Spectral U-Net: Enhancing Medical Image Segmentation via Spectral Decomposition
This addresses medical image segmentation for healthcare applications, representing an incremental improvement over existing U-Net architectures.
The paper tackles medical image segmentation by introducing Spectral U-Net, which uses spectral decomposition via Dual Tree Complex Wavelet Transform to reduce information loss during down-sampling and improve detail reconstruction during up-sampling, achieving superior performance on Retina Fluid, Brain Tumor, and Liver Tumor datasets compared to nnU-Net.

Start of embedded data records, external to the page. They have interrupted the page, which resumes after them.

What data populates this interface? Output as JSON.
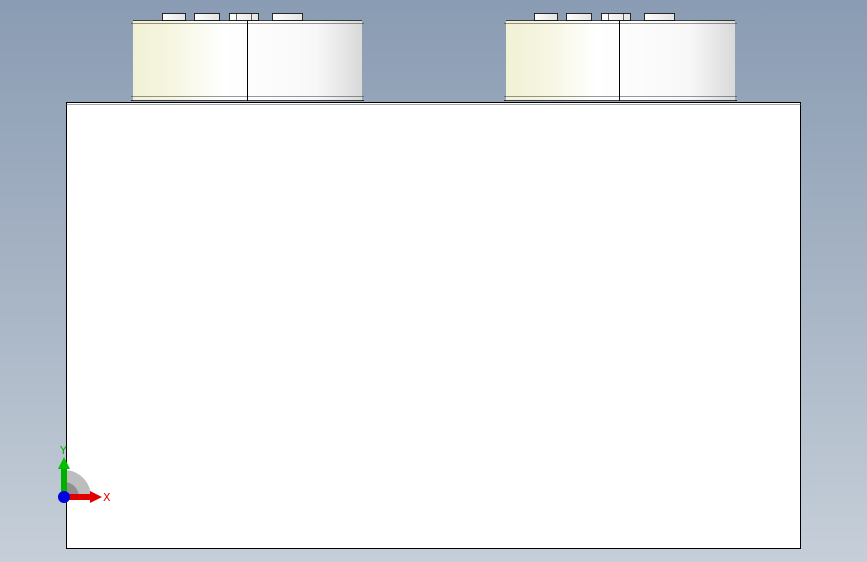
{
  "viewport": {
    "background_top": "#8a9cb3",
    "background_bottom": "#c6cfd9"
  },
  "model": {
    "base_block_color": "#ffffff",
    "base_block_edge_color": "#000000",
    "cylinder_color_light": "#ffffff",
    "cylinder_color_warm": "#f3f3d8",
    "cylinder_color_shade": "#d6d6d6"
  },
  "triad": {
    "x_label": "X",
    "y_label": "Y",
    "x_color": "#e00000",
    "y_color": "#00b000",
    "z_color": "#0000e0"
  }
}
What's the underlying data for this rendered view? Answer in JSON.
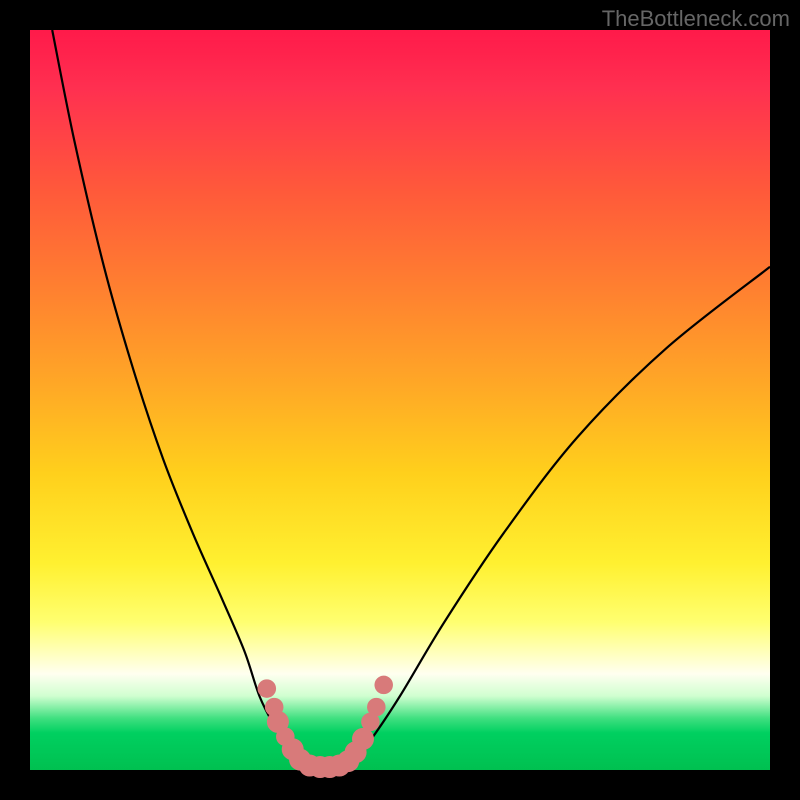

This paper introduces Spectral U-Net, a novel deep learning network based on spectral decomposition, by exploiting Dual Tree Complex Wavelet Transform (DTCWT) for down-sampling and inverse Dual Tree Complex Wavelet Transform (iDTCWT) for up-sampling. We devise the corresponding Wave-Block and iWave-Block, integrated into the U-Net architecture, aiming at mitigating information loss during down-sampling and enhancing detail reconstruction during up-sampling. In the encoder, we first decompose the feature map into high and low-frequency components using DTCWT, enabling down-sampling while mitigating information loss. In the decoder, we utilize iDTCWT to reconstruct higher-resolution feature maps from down-sampled features. Evaluations on the Retina Fluid, Brain Tumor, and Liver Tumor segmentation datasets with the nnU-Net framework demonstrate the superiority of the proposed Spectral U-Net.